The answer to the third question was easy. That lucky metabolism of hers rarely did hangovers. She wasn’t totally immune, but she certainly woke hangover-free more often than she deserved.
“What happened?” was, of course, obvious, if only answerable in part. She’d got drunk, as simple as that. She’d started early, anxious about seeing Ingrid again, then . . .
Well, she’d been given a letter but no blonde-haired girlfriend to go with it. Ingrid wasn’t going to show up; she was marrying her tamed Viking instead. There wouldn’t be a big reunion. There wouldn’t be a partner on the long road to Darwin . . .

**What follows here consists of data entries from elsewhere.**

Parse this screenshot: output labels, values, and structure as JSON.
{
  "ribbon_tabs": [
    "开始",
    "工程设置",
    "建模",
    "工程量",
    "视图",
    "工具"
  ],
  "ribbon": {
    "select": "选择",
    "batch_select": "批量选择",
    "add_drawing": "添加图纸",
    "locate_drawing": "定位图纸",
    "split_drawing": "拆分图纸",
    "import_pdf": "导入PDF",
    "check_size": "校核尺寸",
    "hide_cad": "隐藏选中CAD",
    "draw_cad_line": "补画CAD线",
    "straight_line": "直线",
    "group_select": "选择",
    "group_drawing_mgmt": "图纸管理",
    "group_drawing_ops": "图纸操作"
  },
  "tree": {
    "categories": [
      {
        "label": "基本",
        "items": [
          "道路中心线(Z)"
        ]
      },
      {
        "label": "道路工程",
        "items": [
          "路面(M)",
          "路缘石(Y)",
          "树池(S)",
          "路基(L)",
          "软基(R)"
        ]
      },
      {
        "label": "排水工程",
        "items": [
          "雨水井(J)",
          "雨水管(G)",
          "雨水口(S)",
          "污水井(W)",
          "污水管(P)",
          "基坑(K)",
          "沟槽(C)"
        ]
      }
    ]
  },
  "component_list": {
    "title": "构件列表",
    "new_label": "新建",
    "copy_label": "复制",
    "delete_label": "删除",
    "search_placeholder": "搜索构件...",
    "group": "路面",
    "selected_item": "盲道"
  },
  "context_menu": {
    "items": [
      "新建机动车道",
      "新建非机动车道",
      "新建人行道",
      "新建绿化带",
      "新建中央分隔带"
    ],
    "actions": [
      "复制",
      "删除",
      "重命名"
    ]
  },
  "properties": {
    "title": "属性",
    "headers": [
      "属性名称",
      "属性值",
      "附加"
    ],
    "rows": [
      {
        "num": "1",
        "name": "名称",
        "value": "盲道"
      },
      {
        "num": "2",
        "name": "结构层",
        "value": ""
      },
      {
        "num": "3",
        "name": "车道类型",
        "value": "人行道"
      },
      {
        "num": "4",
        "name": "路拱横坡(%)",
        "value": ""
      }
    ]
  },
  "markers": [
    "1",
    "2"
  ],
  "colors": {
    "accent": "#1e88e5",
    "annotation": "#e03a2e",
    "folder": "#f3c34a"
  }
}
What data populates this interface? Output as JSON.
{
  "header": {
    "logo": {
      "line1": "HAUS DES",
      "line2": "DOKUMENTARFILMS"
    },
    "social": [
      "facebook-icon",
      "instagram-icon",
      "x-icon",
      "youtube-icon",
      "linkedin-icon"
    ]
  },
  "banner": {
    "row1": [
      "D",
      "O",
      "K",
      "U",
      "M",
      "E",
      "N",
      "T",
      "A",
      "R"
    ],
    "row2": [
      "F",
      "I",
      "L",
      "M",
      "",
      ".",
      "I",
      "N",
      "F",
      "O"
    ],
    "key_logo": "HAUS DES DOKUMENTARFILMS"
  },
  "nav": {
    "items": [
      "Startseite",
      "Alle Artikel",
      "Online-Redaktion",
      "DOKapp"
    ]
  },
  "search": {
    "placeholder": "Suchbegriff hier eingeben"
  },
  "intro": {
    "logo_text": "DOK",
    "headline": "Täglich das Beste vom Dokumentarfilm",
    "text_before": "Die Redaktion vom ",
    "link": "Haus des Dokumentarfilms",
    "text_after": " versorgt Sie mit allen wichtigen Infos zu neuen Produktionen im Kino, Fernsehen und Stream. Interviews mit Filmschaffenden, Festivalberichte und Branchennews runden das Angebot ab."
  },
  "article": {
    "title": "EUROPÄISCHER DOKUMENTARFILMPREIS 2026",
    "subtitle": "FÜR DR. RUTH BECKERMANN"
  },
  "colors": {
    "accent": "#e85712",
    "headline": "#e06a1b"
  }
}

The news hadn’t been all bad, though. Ingrid wanted her there in Albany to witness the match. No, she wanted her there to play father of the bride. And Claire and the twins wanted her there too; they wanted her there strongly enough to pay her airfare.
All well and good then; her friends still loved her and wanted her to go back. Making the decision to go had taken no time because there had been no decision to be made. She suddenly wanted to see them again so badly it hurt. And so what if Ingrid was getting married? How could a true friend be sad to know she was going to do something that made her happy?
Putting misty memories in order, Heather recalled sitting at the bar; ordering beer after beer . . .
Talking in depth with the two resident barmen . . .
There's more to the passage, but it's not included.